Positive reinforcement is the most positive response. If a child stops bullying behavior, it’s followed up with a positive response, “’Good job! You didn’t bully,’” DeRuyter said as an example.

When it comes to negative reinforcement for bad behavior, “The adults in charge need to shut it off,” he said. “’Knock it off. You’re done. Stop it. You don’t get to be benefited by what you’re doing.’”

Consequence is the least effective of the three responses as they tend not to have lasting effects, DeRuyter said.

Burkhart said he and Williams have been researching possible programs to use, the most popular of which is the Olweus Bullying Prevention Program, which most simply refer to as OBPP.

After years of research, Dr. Dan Olweus, a Swedish-Norwegian research professor of psychology, in the 1980s implemented the OBPP based on four key principles: Adults in a school setting should show warmth and positive interest and get involved in student’s lives, they should set firm limits on unacceptable behavior, they should consistently use negative consequences that are neither hostile or physical when rules are broken, and they should be positive role models and show authority.

The program also sets forth four rules: “1. We will not bully others; 2. We will try to help students who are bullied; 3. We will try to include students who are left out; 4. If we know that somebody is being bullied, we will tell an adult at school and an adult at home.”

Much of that behavior comes from modeling by adults, whether in the school, at home or the community at large, Williams said. She, too, used the adage of “It takes a village to raise a child.”

“If you don’t want kids to spend their time not focused on education, don’t model it,” she said. “If you want to have kids that get along with each other and don’t feel like they need to ostracize each other, don’t do it. … They pick it up. Normal doesn’t just pertain to these walls where we have kids six to eight hours a day. They pick up normal everywhere they go, so we need to make sure as a community that we’re not modeling those unhealthy behaviors and tendencies to ostracize each other.”

Burkhart said the OBPP is delivered by a trainer, one of which is based in Anchorage. The cost to the school district would be about $6,000, which would include an assessment of the schools and community to see what stage of bullying exists.
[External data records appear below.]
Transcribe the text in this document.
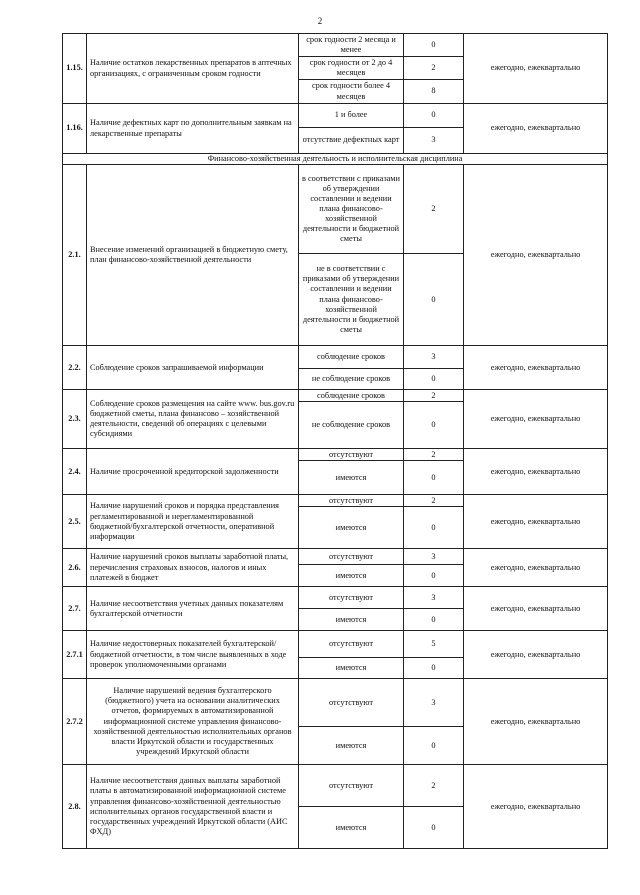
2
1.15.	Наличие остатков лекарственных препаратов в аптечных организациях, с ограниченным сроком годности	срок годности 2 месяца и менее	0	ежегодно, ежеквартально
		срок годности от 2 до 4 месяцев	2	
		срок годности более 4 месяцев	8	
1.16.	Наличие дефектных карт по дополнительным заявкам на лекарственные препараты	1 и более	0	ежегодно, ежеквартально
		отсутствие дефектных карт	3	
Финансово-хозяйственная деятельность и исполнительская дисциплина				
2.1.	Внесение изменений организацией в бюджетную смету, план финансово-хозяйственной деятельности	в соответствии с приказами об утверждении составлении и ведении плана финансово-хозяйственной деятельности и бюджетной сметы	2	ежегодно, ежеквартально
		не в соответствии с приказами об утверждении составлении и ведении плана финансово-хозяйственной деятельности и бюджетной сметы	0	
2.2.	Соблюдение сроков запрашиваемой информации	соблюдение сроков	3	ежегодно, ежеквартально
		не соблюдение сроков	0	
2.3.	Соблюдение сроков размещения на сайте www. bus.gov.ru бюджетной сметы, плана финансово – хозяйственной деятельности, сведений об операциях с целевыми субсидиями	соблюдение сроков	2	ежегодно, ежеквартально
		не соблюдение сроков	0	
2.4.	Наличие просроченной кредиторской задолженности	отсутствуют	2	ежегодно, ежеквартально
		имеются	0	
2.5.	Наличие нарушений сроков и порядка представления регламентированной и нерегламентированной бюджетной/бухгалтерской отчетности, оперативной информации	отсутствуют	2	ежегодно, ежеквартально
		имеются	0	
2.6.	Наличие нарушений сроков выплаты заработной платы, перечисления страховых взносов, налогов и иных платежей в бюджет	отсутствуют	3	ежегодно, ежеквартально
		имеются	0	
2.7.	Наличие несоответствия учетных данных показателям бухгалтерской отчетности	отсутствуют	3	ежегодно, ежеквартально
		имеются	0	
2.7.1	Наличие недостоверных показателей бухгалтерской/бюджетной отчетности, в том числе выявленных в ходе проверок уполномоченными органами	отсутствуют	5	ежегодно, ежеквартально
		имеются	0	
2.7.2	Наличие нарушений ведения бухгалтерского (бюджетного) учета на основании аналитических отчетов, формируемых в автоматизированной информационной системе управления финансово-хозяйственной деятельностью исполнительных органов власти Иркутской области и государственных учреждений Иркутской области	отсутствуют	3	ежегодно, ежеквартально
		имеются	0	
2.8.	Наличие несоответствия данных выплаты заработной платы в автоматизированной информационной системе управления финансово-хозяйственной деятельностью исполнительных органов государственной власти и государственных учреждений Иркутской области (АИС ФХД)	отсутствуют	2	ежегодно, ежеквартально
		имеются	0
With that assessment, school staff, students and community leaders would go through a training.

“It would involve everybody to once more put the emphasis on respect instead of what bullying is and how do we prevent it, how do we stop it, how do we recognize it and the steps we take to eliminate it when we see it,” Burkhart said. He is currently working on finding funds through grants and any other available sources to pay for a program once they’ve settled on one, of which OBPP is the strongest contender.

When the program was first used in Norway in 1983, reports of bullying and antisocial behaviors dropped by 50%. In the mid-1990s, OBPP was used in South Carolina schools, in which large reductions in school bullying were reported after one year.

Williams said there is also an emphasis on redirecting focus and setting up students for success.

“In a public school setting, you focus a lot on education and teamwork, and then really establishing what norms you want to have in your community,” she said. “What do you want to be normal? How do you define that? Making sure that the messaging of that and the interactions of that are consistent. What adults model, and what kids are allowed or initiate, really becomes your cultural norms.”